Les pyramides ne sont, au regard du passant, qu'une architecture monotone, calme, dont la simplicité l'inquiète. L'artiste et le philosophe se recueillent devant ces monuments extraordinaires. Voici la grande pyramide de Chéops. Sa largeur à la base est de 232 mètres ; sa hauteur, de 146 mètres ; elle couvre 8 hectares de terrain ; elle absorbe 2, 560,000 mètres cubes de pierres, avec lesquelles on bâtirait un mur haut de 2 et qui enceindrait la France tout entière. Est-ce un entassement brutal ? Non, certes. Les pierres en furent bien appareillées, taillées à arêtes vives, et chacune, d'un poids effrayant, mise exactement à sa place. L'orientation des pyramides en fut calculée et exécutée avec tant de précision, qu'elles purent servir de gnomons, déterminer les solstices et les équinoxes, servir à fixer la durée de l'année solaire.
La constatation de tant de recherche dans l'exécution d'une telle énormité impose l'attention, excite le respect ; le dédain absolu de l'effet factice qui caractérise le monument, fait de l'architecte des Pyramides un artiste convaincu ; la grandiose simplicité de son oeuvre dit sa foi artistique, la netteté de sa pensée, la haute conception de son génie.

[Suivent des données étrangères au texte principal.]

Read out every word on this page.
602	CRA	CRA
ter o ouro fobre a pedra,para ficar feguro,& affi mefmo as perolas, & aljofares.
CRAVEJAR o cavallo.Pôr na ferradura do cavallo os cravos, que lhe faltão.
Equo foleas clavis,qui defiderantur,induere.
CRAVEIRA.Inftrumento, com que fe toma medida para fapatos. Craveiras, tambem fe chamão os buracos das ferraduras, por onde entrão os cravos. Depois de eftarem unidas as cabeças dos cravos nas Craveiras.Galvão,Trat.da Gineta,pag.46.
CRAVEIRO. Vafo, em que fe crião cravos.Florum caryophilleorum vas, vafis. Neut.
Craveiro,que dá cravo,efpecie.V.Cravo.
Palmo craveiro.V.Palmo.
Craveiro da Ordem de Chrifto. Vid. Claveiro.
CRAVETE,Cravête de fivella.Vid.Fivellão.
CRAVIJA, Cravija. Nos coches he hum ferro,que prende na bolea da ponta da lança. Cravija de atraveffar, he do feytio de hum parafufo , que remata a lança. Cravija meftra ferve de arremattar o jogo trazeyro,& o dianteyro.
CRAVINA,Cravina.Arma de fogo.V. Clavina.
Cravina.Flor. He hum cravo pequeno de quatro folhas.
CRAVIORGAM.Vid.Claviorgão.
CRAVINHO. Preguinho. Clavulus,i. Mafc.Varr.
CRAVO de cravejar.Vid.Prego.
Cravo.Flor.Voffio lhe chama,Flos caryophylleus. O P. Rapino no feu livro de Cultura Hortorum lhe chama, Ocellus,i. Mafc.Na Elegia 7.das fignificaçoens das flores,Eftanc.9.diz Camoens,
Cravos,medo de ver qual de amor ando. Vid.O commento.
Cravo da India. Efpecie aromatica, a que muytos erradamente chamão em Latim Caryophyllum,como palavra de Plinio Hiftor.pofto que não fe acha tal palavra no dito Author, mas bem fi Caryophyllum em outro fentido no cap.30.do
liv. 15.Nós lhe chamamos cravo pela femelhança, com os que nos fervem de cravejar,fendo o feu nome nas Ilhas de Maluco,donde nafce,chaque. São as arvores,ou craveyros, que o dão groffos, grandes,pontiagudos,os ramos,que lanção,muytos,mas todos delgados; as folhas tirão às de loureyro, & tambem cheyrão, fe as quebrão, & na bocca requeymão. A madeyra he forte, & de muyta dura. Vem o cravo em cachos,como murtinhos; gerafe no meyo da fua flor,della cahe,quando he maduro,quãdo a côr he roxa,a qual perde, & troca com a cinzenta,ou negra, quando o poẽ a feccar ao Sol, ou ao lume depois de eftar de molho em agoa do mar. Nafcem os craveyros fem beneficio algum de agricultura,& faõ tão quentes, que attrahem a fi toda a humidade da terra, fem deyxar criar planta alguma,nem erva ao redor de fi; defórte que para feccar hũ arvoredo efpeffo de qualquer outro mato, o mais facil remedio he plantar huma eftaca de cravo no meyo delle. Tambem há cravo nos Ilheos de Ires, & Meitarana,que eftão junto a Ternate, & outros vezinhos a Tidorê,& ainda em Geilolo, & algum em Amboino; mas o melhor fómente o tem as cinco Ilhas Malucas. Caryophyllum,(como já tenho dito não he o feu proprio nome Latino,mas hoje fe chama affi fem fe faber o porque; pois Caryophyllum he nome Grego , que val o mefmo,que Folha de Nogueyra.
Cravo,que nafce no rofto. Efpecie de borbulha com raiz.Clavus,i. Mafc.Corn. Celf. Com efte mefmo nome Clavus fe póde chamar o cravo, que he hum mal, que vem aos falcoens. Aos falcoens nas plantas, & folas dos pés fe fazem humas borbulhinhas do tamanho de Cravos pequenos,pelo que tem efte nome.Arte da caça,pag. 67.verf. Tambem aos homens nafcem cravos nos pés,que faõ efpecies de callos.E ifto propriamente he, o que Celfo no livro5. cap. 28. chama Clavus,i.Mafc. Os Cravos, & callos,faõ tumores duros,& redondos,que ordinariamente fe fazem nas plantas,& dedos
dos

L'art qui dissimule sa science, ou, pour dire mieux, qui dédaigne de l'étaler, de la crier aux yeux, qui cache le labeur, qui ne se vante pas de l'effort et ne donne que la solution ramenée à son expression la plus réduite, c'est le grand art, et il n'est pas surprenant que l'artiste seul en puisse saisir, en puisse exprimer la beauté sereine. (...)
L'art que les Pyramides cachent exprès est aussi grand que l'art résumé qu'elles montrent. C'est dans l'intérieur qu'il faut aller chercher une surprise. (...) La chambre sépulcrale est une merveille de l'art de la construction. Un bloc de granit, comme suspendu, "menace d'écrasement" le téméraire qui vient troubler le sommeil du pharaon. Le plafond, d'un poids redoutable, et qui n'aurait pas pu supporter la charge de toute la partie de la pyramide pleine qui est au-dessus de lui, est admirablement protégé : immédiatement au-dessus du plafond, cinq blocs de granit, séparés par des intervalles, sont surmontés à leur tour par des "blocs inclinés" formant un triangle et laissant un vide qui allège complètement le plafond de la chambre inférieure. Ces blocs inclinés reposent, par leur extrémité basse, sur la pyramide elle-même, des deux côtés, et conduisent ainsi hors de la chambre tout le poids supérieur du monument. De ces pierres énormes, pas une seule n'accuse le moindre infléchissement. Est-ce que la dissimulation voulue de ce prodige ne donne pas au monument une grandeur proportionnelle, au moins, à la somme de travail que la solution du problème architectural représente ? Et n'est-ce pas accomplir une œuvre d'art de premier ordre, qu'exprimer aussi simplement que l'a fait l'architecte de Chéops, et en un seul fait, la destination de l'œuvre exécutée et l'importance de son exécution ?
La pyramide défie les siècles, parce que le pharaon qui y repose défie la mort ; l'œuvre devait signifier éternité, et non seulement réaliser son symbolisme, en effrayant les hommes qui songeraient à détruire le monument humain, mais encore tromper la curiosité de l'avenir en dissimulant les secrets de l'exécution magnifique. Les Pyramides sont une œuvre d'art, parce qu'elles expriment complètement une pensée, et n'expriment que cette pensée. Elles sont belles, parce que leur auteur chercha la perfection, comme l'a dit Renan, dans l'absolue sincérité. En ne les comprenant pas, les voyageurs hâtés les classent. Elles sont œuvre d'art, en effet, précisément parce que hors de leur but, de leur époque et de leur milieu, elles deviennent incompréhensibles ; elles sont chefs-d'œuvre, parce qu'elles résument une idée complètement, simplement, sans impatience, sans bruit."